During my review, individual species’ names were entered in the CNH database search field and the results of the search were then sorted by state to isolate New Hampshire records that contained geographic coordinate information. These records were downloaded and compared to the records that were in the NHB database using ArcGIS. The review identified three plant species that were recorded in the CNH database that that were not in the NHB database – as well as 231 additional location records for plant species that are in the NHB database but were different from the records that NHB had due to date of observation or geographic location. In essence, while NHB had a record for a particular species, this type of identification results in the possible identification of a species in a different location than what NHB had. Once the review was complete, the data was given to NHB to be evaluated. If warranted, NHB will conduct field reconnaissance to confirm if the species are still present in the locations that were identified as a result of the record review.

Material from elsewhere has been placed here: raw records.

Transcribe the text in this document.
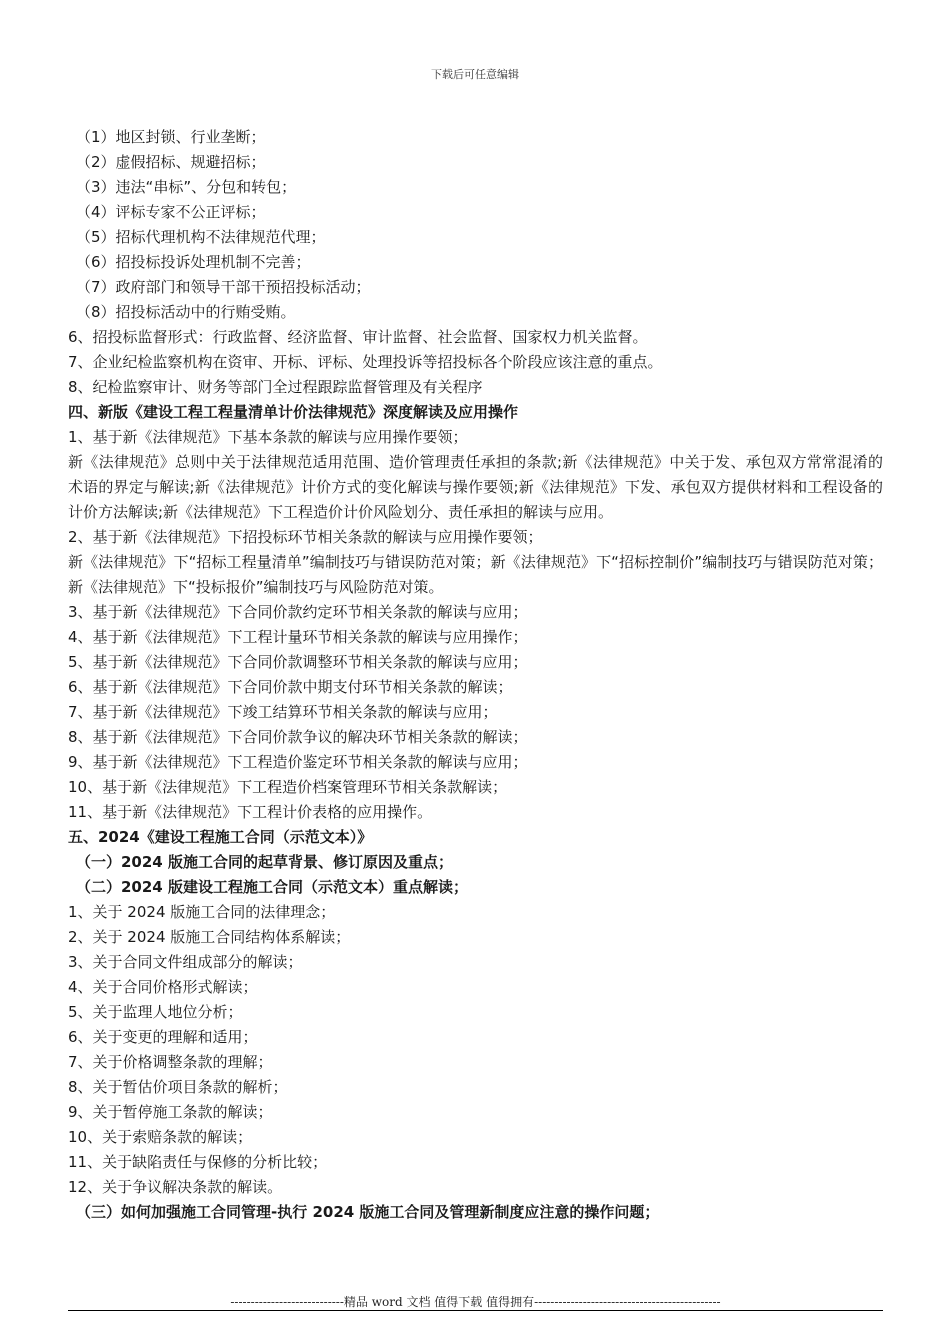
下载后可任意编辑
（1）地区封锁、行业垄断；
（2）虚假招标、规避招标；
（3）违法“串标”、分包和转包；
（4）评标专家不公正评标；
（5）招标代理机构不法律规范代理；
（6）招投标投诉处理机制不完善；
（7）政府部门和领导干部干预招投标活动；
（8）招投标活动中的行贿受贿。
6、招投标监督形式：行政监督、经济监督、审计监督、社会监督、国家权力机关监督。
7、企业纪检监察机构在资审、开标、评标、处理投诉等招投标各个阶段应该注意的重点。
8、纪检监察审计、财务等部门全过程跟踪监督管理及有关程序
四、新版《建设工程工程量清单计价法律规范》深度解读及应用操作
1、基于新《法律规范》下基本条款的解读与应用操作要领；
新《法律规范》总则中关于法律规范适用范围、造价管理责任承担的条款;新《法律规范》中关于发、承包双方常常混淆的术语的界定与解读;新《法律规范》计价方式的变化解读与操作要领;新《法律规范》下发、承包双方提供材料和工程设备的计价方法解读;新《法律规范》下工程造价计价风险划分、责任承担的解读与应用。
2、基于新《法律规范》下招投标环节相关条款的解读与应用操作要领；
新《法律规范》下“招标工程量清单”编制技巧与错误防范对策；新《法律规范》下“招标控制价”编制技巧与错误防范对策；新《法律规范》下“投标报价”编制技巧与风险防范对策。
3、基于新《法律规范》下合同价款约定环节相关条款的解读与应用；
4、基于新《法律规范》下工程计量环节相关条款的解读与应用操作；
5、基于新《法律规范》下合同价款调整环节相关条款的解读与应用；
6、基于新《法律规范》下合同价款中期支付环节相关条款的解读；
7、基于新《法律规范》下竣工结算环节相关条款的解读与应用；
8、基于新《法律规范》下合同价款争议的解决环节相关条款的解读；
9、基于新《法律规范》下工程造价鉴定环节相关条款的解读与应用；
10、基于新《法律规范》下工程造价档案管理环节相关条款解读；
11、基于新《法律规范》下工程计价表格的应用操作。
五、2024《建设工程施工合同（示范文本）》
（一）2024 版施工合同的起草背景、修订原因及重点；
（二）2024 版建设工程施工合同（示范文本）重点解读；
1、关于 2024 版施工合同的法律理念；
2、关于 2024 版施工合同结构体系解读；
3、关于合同文件组成部分的解读；
4、关于合同价格形式解读；
5、关于监理人地位分析；
6、关于变更的理解和适用；
7、关于价格调整条款的理解；
8、关于暂估价项目条款的解析；
9、关于暂停施工条款的解读；
10、关于索赔条款的解读；
11、关于缺陷责任与保修的分析比较；
12、关于争议解决条款的解读。
（三）如何加强施工合同管理-执行 2024 版施工合同及管理新制度应注意的操作问题；
----------------------------精品 word 文档 值得下载 值得拥有----------------------------------------------
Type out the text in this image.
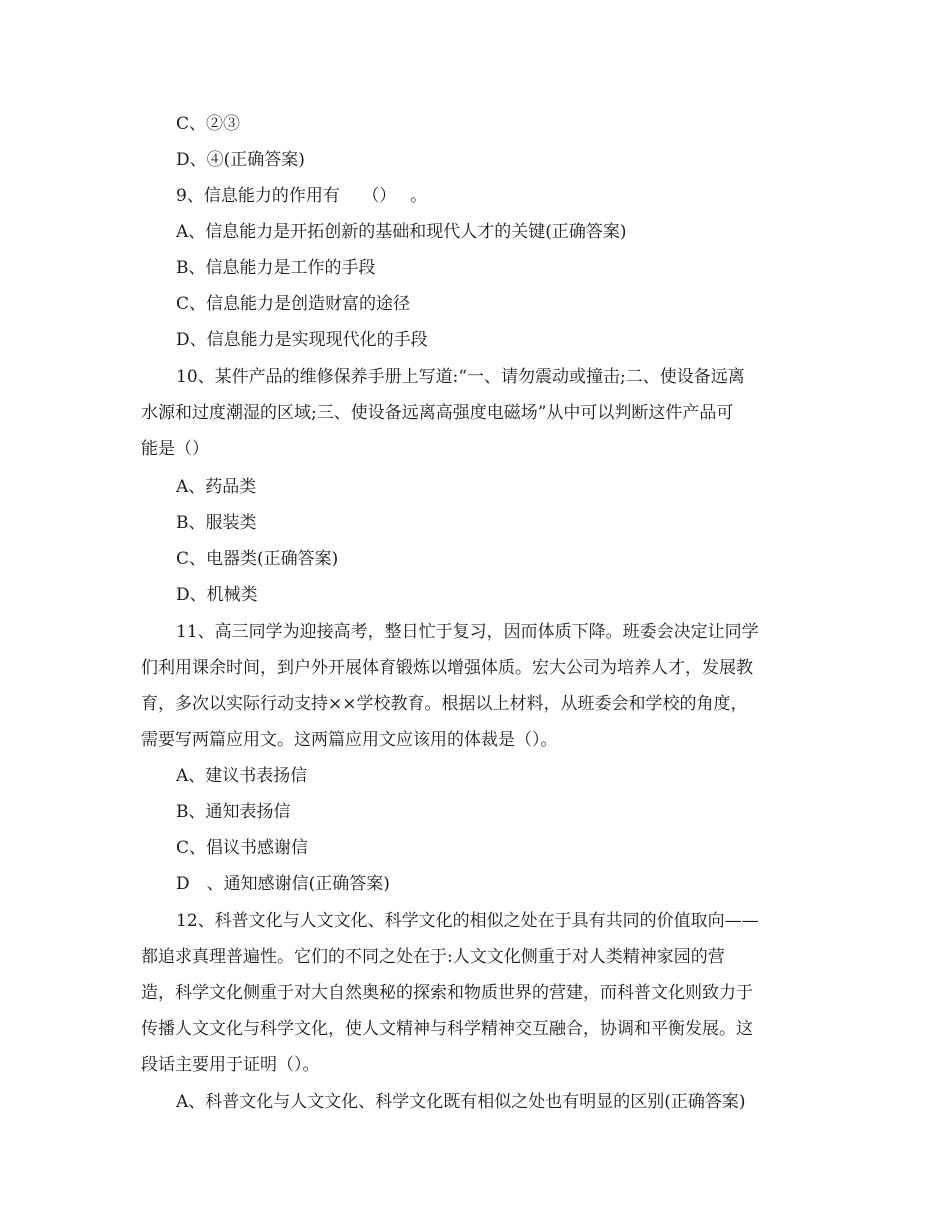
C、②③
D、④(正确答案)
9、信息能力的作用有　 （）　 。
A、信息能力是开拓创新的基础和现代人才的关键(正确答案)
B、信息能力是工作的手段
C、信息能力是创造财富的途径
D、信息能力是实现现代化的手段
10、某件产品的维修保养手册上写道:“一、请勿震动或撞击;二、使设备远离
水源和过度潮湿的区域;三、使设备远离高强度电磁场”从中可以判断这件产品可
能是（）
A、药品类
B、服装类
C、电器类(正确答案)
D、机械类
11、高三同学为迎接高考，整日忙于复习，因而体质下降。班委会决定让同学
们利用课余时间，到户外开展体育锻炼以增强体质。宏大公司为培养人才，发展教
育，多次以实际行动支持××学校教育。根据以上材料，从班委会和学校的角度，
需要写两篇应用文。这两篇应用文应该用的体裁是（）。
A、建议书表扬信
B、通知表扬信
C、倡议书感谢信
D　、通知感谢信(正确答案)
12、科普文化与人文文化、科学文化的相似之处在于具有共同的价值取向——
都追求真理普遍性。它们的不同之处在于:人文文化侧重于对人类精神家园的营
造，科学文化侧重于对大自然奥秘的探索和物质世界的营建，而科普文化则致力于
传播人文文化与科学文化，使人文精神与科学精神交互融合，协调和平衡发展。这
段话主要用于证明（）。
A、科普文化与人文文化、科学文化既有相似之处也有明显的区别(正确答案)
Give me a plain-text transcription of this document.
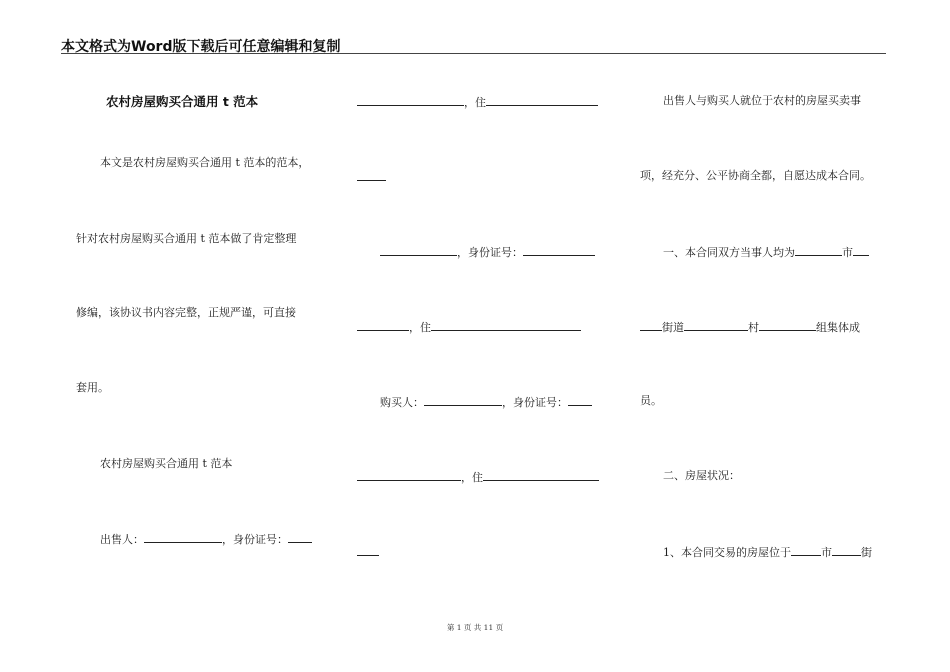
本文格式为Word版下载后可任意编辑和复制
农村房屋购买合通用 t 范本
本文是农村房屋购买合通用 t 范本的范本，
针对农村房屋购买合通用 t 范本做了肯定整理
修编，该协议书内容完整，正规严谨，可直接
套用。
农村房屋购买合通用 t 范本
出售人：	，身份证号：
，住
，身份证号：
，住
购买人：	，身份证号：
，住
出售人与购买人就位于农村的房屋买卖事
项，经充分、公平协商全都，自愿达成本合同。
一、本合同双方当事人均为	市
街道	村	组集体成
员。
二、房屋状况：
1、本合同交易的房屋位于	市	街
第 1 页 共 11 页
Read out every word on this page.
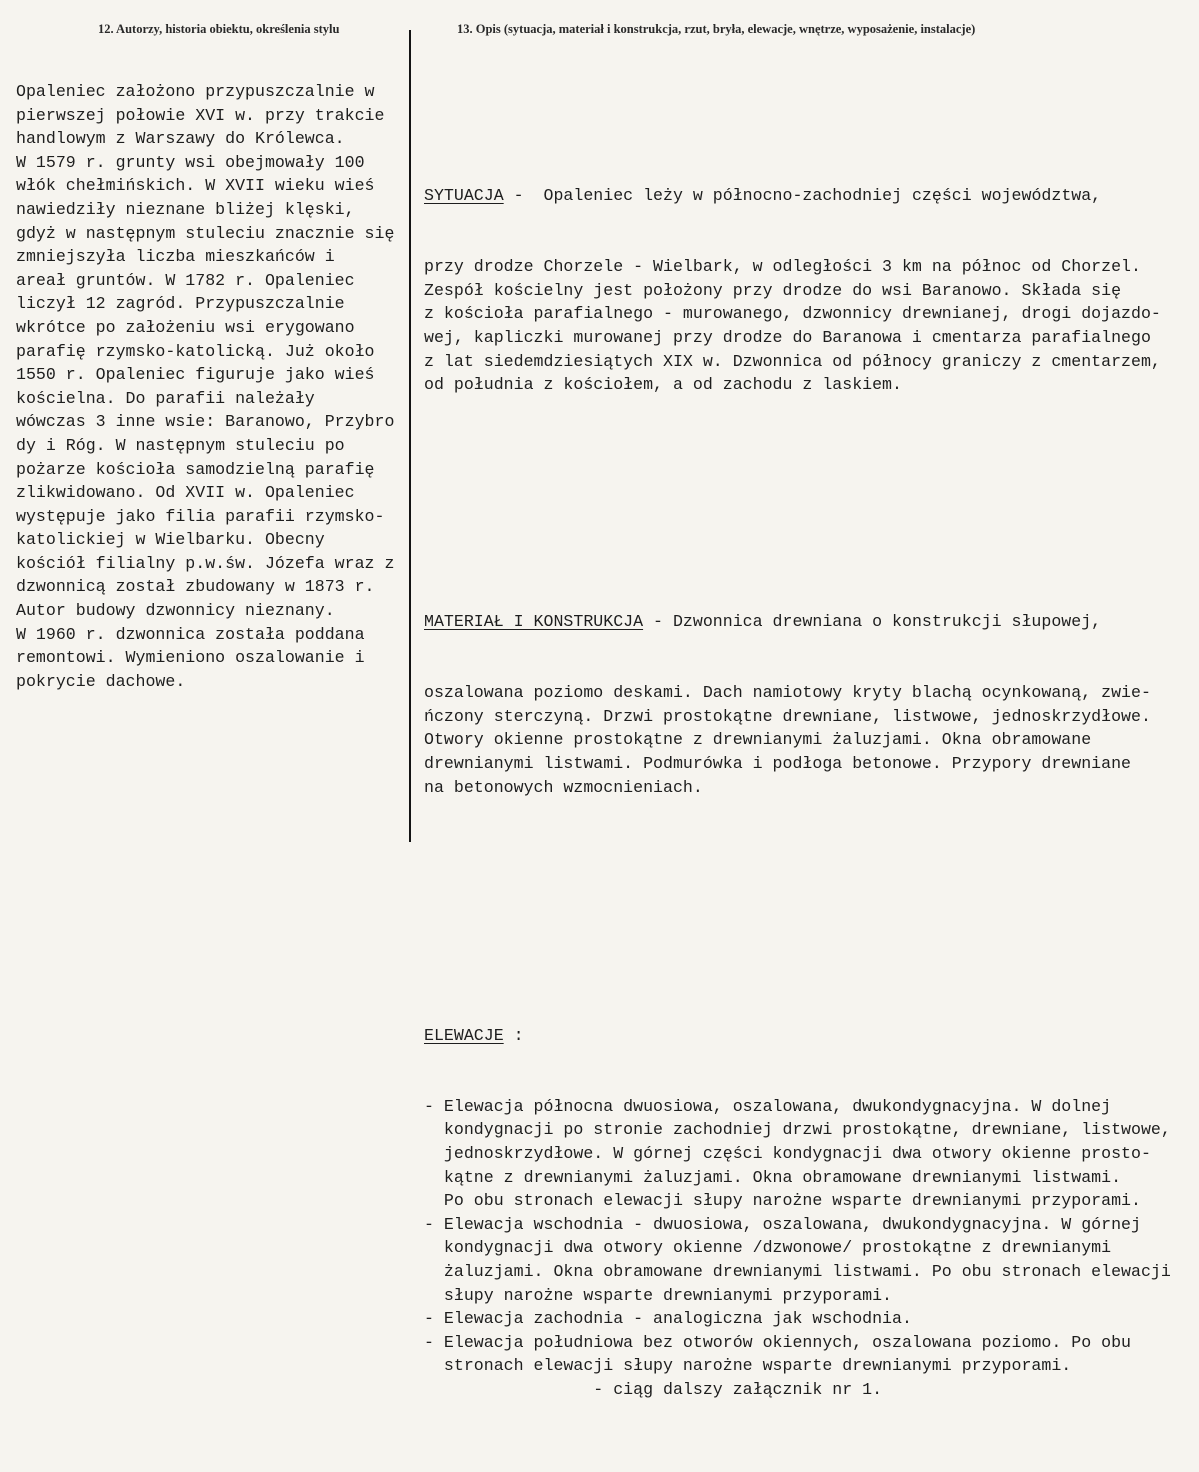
12. Autorzy, historia obiektu, określenia stylu	13. Opis (sytuacja, materiał i konstrukcja, rzut, bryła, elewacje, wnętrze, wyposażenie, instalacje)
Opaleniec założono przypuszczalnie w
pierwszej połowie XVI w. przy trakcie
handlowym z Warszawy do Królewca.
W 1579 r. grunty wsi obejmowały 100
włók chełmińskich. W XVII wieku wieś
nawiedziły nieznane bliżej klęski,
gdyż w następnym stuleciu znacznie się
zmniejszyła liczba mieszkańców i
areał gruntów. W 1782 r. Opaleniec
liczył 12 zagród. Przypuszczalnie
wkrótce po założeniu wsi erygowano
parafię rzymsko-katolicką. Już około
1550 r. Opaleniec figuruje jako wieś
kościelna. Do parafii należały
wówczas 3 inne wsie: Baranowo, Przybro
dy i Róg. W następnym stuleciu po
pożarze kościoła samodzielną parafię
zlikwidowano. Od XVII w. Opaleniec
występuje jako filia parafii rzymsko-
katolickiej w Wielbarku. Obecny
kościół filialny p.w.św. Józefa wraz z
dzwonnicą został zbudowany w 1873 r.
Autor budowy dzwonnicy nieznany.
W 1960 r. dzwonnica została poddana
remontowi. Wymieniono oszalowanie i
pokrycie dachowe.

SYTUACJA -  Opaleniec leży w północno-zachodniej części województwa,

przy drodze Chorzele - Wielbark, w odległości 3 km na północ od Chorzel.
Zespół kościelny jest położony przy drodze do wsi Baranowo. Składa się
z kościoła parafialnego - murowanego, dzwonnicy drewnianej, drogi dojazdo-
wej, kapliczki murowanej przy drodze do Baranowa i cmentarza parafialnego
z lat siedemdziesiątych XIX w. Dzwonnica od północy graniczy z cmentarzem,
od południa z kościołem, a od zachodu z laskiem.

MATERIAŁ I KONSTRUKCJA - Dzwonnica drewniana o konstrukcji słupowej,

oszalowana poziomo deskami. Dach namiotowy kryty blachą ocynkowaną, zwie-
ńczony sterczyną. Drzwi prostokątne drewniane, listwowe, jednoskrzydłowe.
Otwory okienne prostokątne z drewnianymi żaluzjami. Okna obramowane
drewnianymi listwami. Podmurówka i podłoga betonowe. Przypory drewniane
na betonowych wzmocnieniach.

ELEWACJE :

- Elewacja północna dwuosiowa, oszalowana, dwukondygnacyjna. W dolnej
kondygnacji po stronie zachodniej drzwi prostokątne, drewniane, listwowe,
jednoskrzydłowe. W górnej części kondygnacji dwa otwory okienne prosto-
kątne z drewnianymi żaluzjami. Okna obramowane drewnianymi listwami.
Po obu stronach elewacji słupy narożne wsparte drewnianymi przyporami.
- Elewacja wschodnia - dwuosiowa, oszalowana, dwukondygnacyjna. W górnej
kondygnacji dwa otwory okienne /dzwonowe/ prostokątne z drewnianymi
żaluzjami. Okna obramowane drewnianymi listwami. Po obu stronach elewacji
słupy narożne wsparte drewnianymi przyporami.
- Elewacja zachodnia - analogiczna jak wschodnia.
- Elewacja południowa bez otworów okiennych, oszalowana poziomo. Po obu
stronach elewacji słupy narożne wsparte drewnianymi przyporami.
- ciąg dalszy załącznik nr 1.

NHB has developed an online Datacheck tool that is linked to the NHB database and provides an easy way to search for plant records by location. Most state environmental permits require completing the Datacheck search for the area for which a permit is being sought. Should a rare plant or its habitat be identified through a Datacheck review as being located, or potentially located, on a site, consultation with NHB staff is necessary to determine avoidance and minimization measures to ensure the protection of that plant’s species. Additionally, landowners can also utilize the online Datacheck to evaluate their land prior to developing or altering the land. Having a more complete and robust database will allow for increased protection of rare plants in New Hampshire.
I have always been a champion of the underdog. Understanding that endangered and threatened plants receive the least amount of funding, I couldn’t help but want to be involved in a project like this. I not only learned a lot about these rare plants, but I also met some really outstanding people who are passionate about this cause, and I was honored to be able to assist and do my part to help with the preservation of New Hampshire’s rare plants.